Gaussian basis density functional theory for systems periodic in two or three dimensions: Energy and forces

We describe a formulation of electronic density functional theory using localized Gaussian basis functions for systems periodic in three dimensions (bulk crystals) or two dimensions (crystal slabs terminated by surfaces). Our approach generalizes many features of molecular density functional methods to periodic systems, including the use of an auxiliary Gaussian basis set to represent the charge density, and analytic gradients with respect to nuclear coordinates. Existing quantum chemistry routines for analytic and numerical integration over basis functions can be adapted to our scheme with only slight modifications, as can existing extended Gaussian basis sets. Such basis sets permit accurate calculations with far fewer basis functions (and hence much smaller matrices to diagonalize) than plane-wave based methods, especially in surface calculations, where in our approach the slab does not have to repeat periodically normal to the surface.
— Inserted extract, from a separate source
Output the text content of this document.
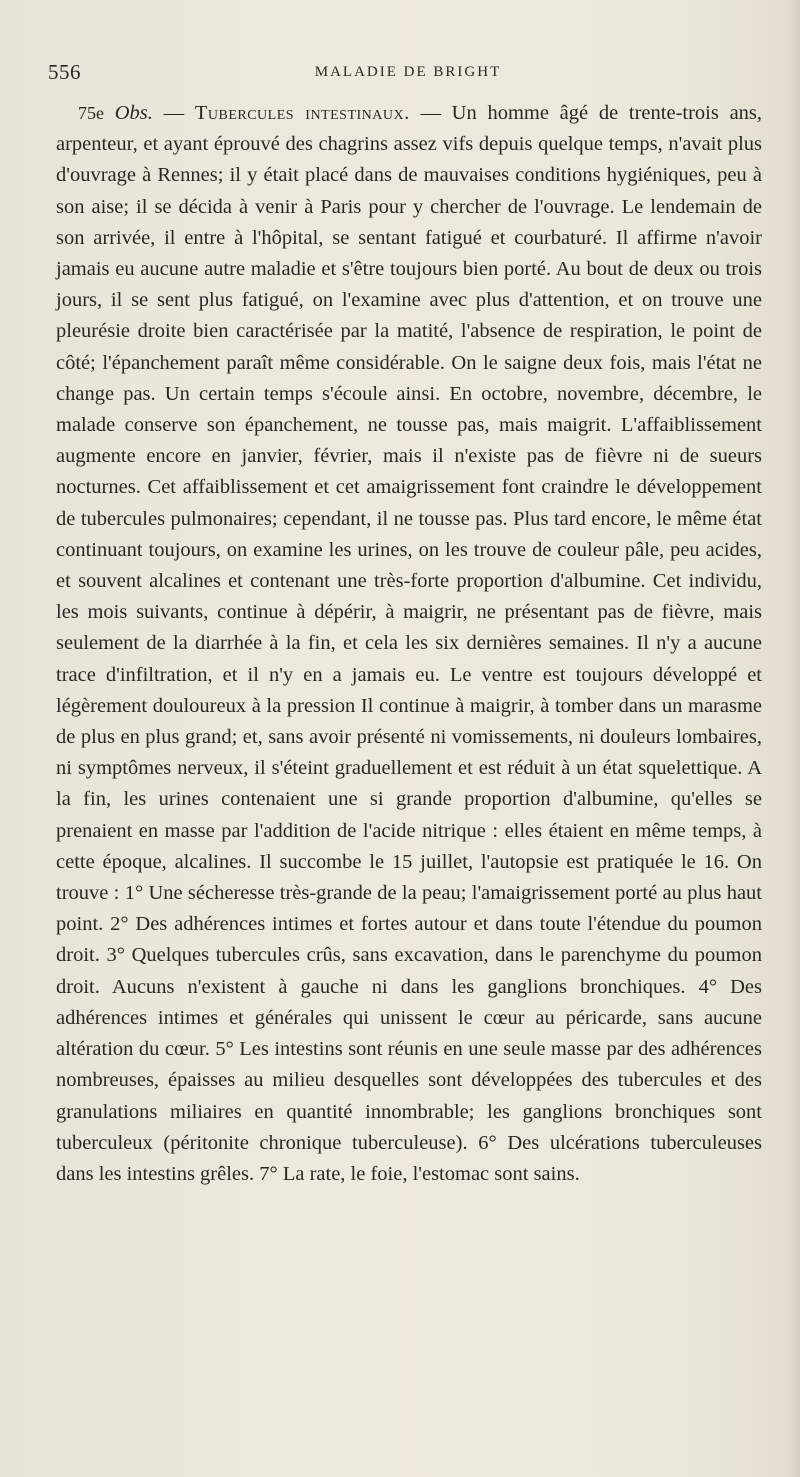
556	MALADIE DE BRIGHT

75e Obs. — Tubercules intestinaux. — Un homme âgé de trente-trois ans, arpenteur, et ayant éprouvé des chagrins assez vifs depuis quelque temps, n'avait plus d'ouvrage à Rennes; il y était placé dans de mauvaises conditions hygiéniques, peu à son aise; il se décida à venir à Paris pour y chercher de l'ouvrage. Le lendemain de son arrivée, il entre à l'hôpital, se sentant fatigué et courbaturé. Il affirme n'avoir jamais eu aucune autre maladie et s'être toujours bien porté. Au bout de deux ou trois jours, il se sent plus fatigué, on l'examine avec plus d'attention, et on trouve une pleurésie droite bien caractérisée par la matité, l'absence de respiration, le point de côté; l'épanchement paraît même considérable. On le saigne deux fois, mais l'état ne change pas. Un certain temps s'écoule ainsi. En octobre, novembre, décembre, le malade conserve son épanchement, ne tousse pas, mais maigrit. L'affaiblissement augmente encore en janvier, février, mais il n'existe pas de fièvre ni de sueurs nocturnes. Cet affaiblissement et cet amaigrissement font craindre le développement de tubercules pulmonaires; cependant, il ne tousse pas. Plus tard encore, le même état continuant toujours, on examine les urines, on les trouve de couleur pâle, peu acides, et souvent alcalines et contenant une très-forte proportion d'albumine. Cet individu, les mois suivants, continue à dépérir, à maigrir, ne présentant pas de fièvre, mais seulement de la diarrhée à la fin, et cela les six dernières semaines. Il n'y a aucune trace d'infiltration, et il n'y en a jamais eu. Le ventre est toujours développé et légèrement douloureux à la pression Il continue à maigrir, à tomber dans un marasme de plus en plus grand; et, sans avoir présenté ni vomissements, ni douleurs lombaires, ni symptômes nerveux, il s'éteint graduellement et est réduit à un état squelettique. A la fin, les urines contenaient une si grande proportion d'albumine, qu'elles se prenaient en masse par l'addition de l'acide nitrique : elles étaient en même temps, à cette époque, alcalines. Il succombe le 15 juillet, l'autopsie est pratiquée le 16. On trouve : 1° Une sécheresse très-grande de la peau; l'amaigrissement porté au plus haut point. 2° Des adhérences intimes et fortes autour et dans toute l'étendue du poumon droit. 3° Quelques tubercules crûs, sans excavation, dans le parenchyme du poumon droit. Aucuns n'existent à gauche ni dans les ganglions bronchiques. 4° Des adhérences intimes et générales qui unissent le cœur au péricarde, sans aucune altération du cœur. 5° Les intestins sont réunis en une seule masse par des adhérences nombreuses, épaisses au milieu desquelles sont développées des tubercules et des granulations miliaires en quantité innombrable; les ganglions bronchiques sont tuberculeux (péritonite chronique tuberculeuse). 6° Des ulcérations tuberculeuses dans les intestins grêles. 7° La rate, le foie, l'estomac sont sains.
Realistic treatment of molecule–surface interactions is facilitated since both molecule and surface can be treated at the same level of theory. Our real-space method also offers opportunities to exploit matrix sparsity, since in a large unit cell many pairs of basis functions will be essentially nonoverlapping and noninteracting. Longer-ranged Coulomb interactions are summed by a form of the Ewald technique that guarantees absolute convergence. We also give a straightforward extension to periodic systems (both two- and three-dimensional) of the usual molecular formalism for analytic nuclear first derivatives (forces).